14-tägig stattfindende Bandauftritte

„Die großen Gigs fanden aus Platzgründen sogar in der Mehrzweckhalle statt. An den freien Wochenenden führten wir Tanzwettbewerbe durch. Eigentlich waren wir damit die Erfinder von „Let’s Dance. Unser mehrwöchiger Gesangswettbewerb, seit Jahren fernsehtauglich als „Deutschland sucht den Superstar“ aufbereitet, war ebenfalls ein Publikumsrenner“, so Ringmann. „Die Durchführung der 14-tägig stattfindenden Bandauftritte verbreitete sich in Musikerkreisen flächendeckend. Jede Band fühlte sich zu einem Auftritt im RTC berufen. Deren Abordnungen standen regelmäßig abends vor meiner Wohnungstür und erbaten ein Engagement im RTC. Alles in allem war es eine spannende, auf Dauer auch anstrengende Zeit. Ich musste aus privaten Gründen etwas kürzer treten, Da traf es sich gut, dass 1971 mit Willi Ahrens ein perfekter Nachfolger meinen Part übernahm. DJ Harald Münchow verließ ebenfalls die Discobühne. Anschließend bildete Bernd Niebuhr mit Dietmar Sohns über lange Jahre ein erfolgreiches Discjockey-Gespann im RTC“.

Rückblickend war Ringmann besonders auf die gut funktionierende soziale Kontrolle stolz. „Der RTC stand gleichbedeutend für größtmögliche Sicherheit und Geborgenheit. Eltern, deren Kinder unsere Disco besuchten, sollten die Gewissheit haben, dass ihr Nachwuchs in guten Händen war“, betont er. Dieser Aspekt trug nicht unerheblich zum Anfangserfolg des RTC bei. Nicht unerwähnt soll eine weitere Discoepisode bleiben.
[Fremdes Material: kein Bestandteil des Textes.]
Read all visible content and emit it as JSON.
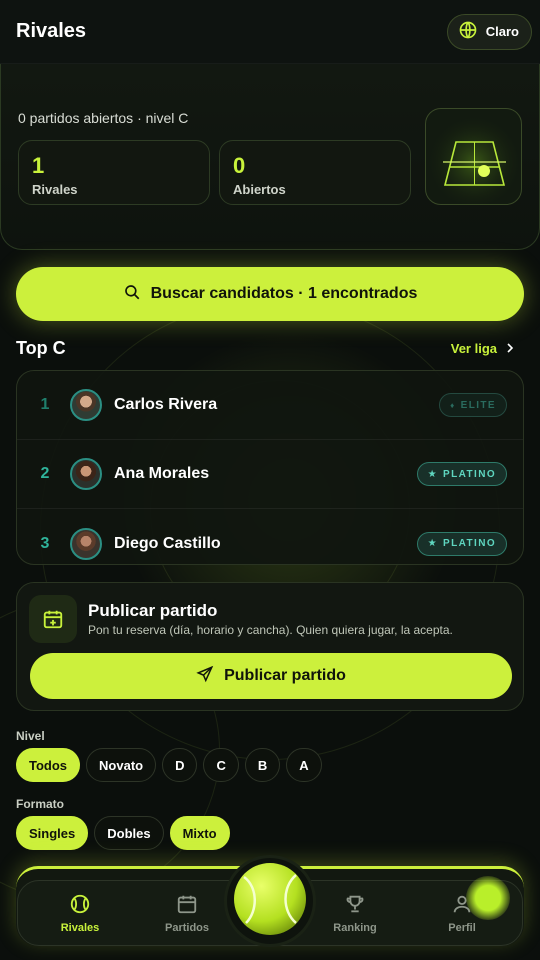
{
  "header": {
    "title": "Rivales",
    "theme_label": "Claro"
  },
  "summary": {
    "subtitle": "0 partidos abiertos · nivel C",
    "stats": [
      {
        "value": "1",
        "label": "Rivales"
      },
      {
        "value": "0",
        "label": "Abiertos"
      }
    ]
  },
  "search": {
    "label": "Buscar candidatos · 1 encontrados"
  },
  "top": {
    "title": "Top C",
    "link": "Ver liga",
    "players": [
      {
        "rank": "1",
        "name": "Carlos Rivera",
        "tier": "ELITE"
      },
      {
        "rank": "2",
        "name": "Ana Morales",
        "tier": "PLATINO"
      },
      {
        "rank": "3",
        "name": "Diego Castillo",
        "tier": "PLATINO"
      }
    ]
  },
  "publish": {
    "title": "Publicar partido",
    "description": "Pon tu reserva (día, horario y cancha). Quien quiera jugar, la acepta.",
    "button": "Publicar partido"
  },
  "filters": {
    "level_label": "Nivel",
    "levels": [
      "Todos",
      "Novato",
      "D",
      "C",
      "B",
      "A"
    ],
    "levels_selected": [
      "Todos"
    ],
    "format_label": "Formato",
    "formats": [
      "Singles",
      "Dobles",
      "Mixto"
    ],
    "formats_selected": [
      "Singles",
      "Mixto"
    ]
  },
  "nav": {
    "items": [
      {
        "label": "Rivales",
        "icon": "tennis-ball-icon",
        "active": true
      },
      {
        "label": "Partidos",
        "icon": "calendar-icon",
        "active": false
      },
      {
        "label": "Ranking",
        "icon": "trophy-icon",
        "active": false
      },
      {
        "label": "Perfil",
        "icon": "user-icon",
        "active": false
      }
    ]
  },
  "colors": {
    "accent": "#ccf03c",
    "background": "#0b0f0c",
    "teal": "#2fb39a"
  }
}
Zweite Discothek in Förste eröffnet

Aufgrund des andauernden Erfolges vom RTC eröffneten Gleichgesinnte in den siebziger Jahren mit dem Parabel Club eine zweite Discothek in Förste. Trotz anfänglicher Erfolge konnte sich die im ehemaligen Kinosaal des Goldenen Löwen befindliche Disco nur für kurze Zeit am Markt behaupten.

Dafür gelang dem Wirt der Gaststätte einige Zeit später ein großer Coup. Er konnte eine Livesendung des NDR Radios mit dem Stargast Howard Carpendale nach Förste holen. Wieder einmal war die Mehrzweckhalle ausverkauft. Und kaum zu glauben, damals erklärte Howi dem Publikum, dass er im Grunde genommen ein Rock’n Roller sei. Erst nach einem rockigen Medley widmete er sich anschließend dem schönen Mädchen von Seite eins.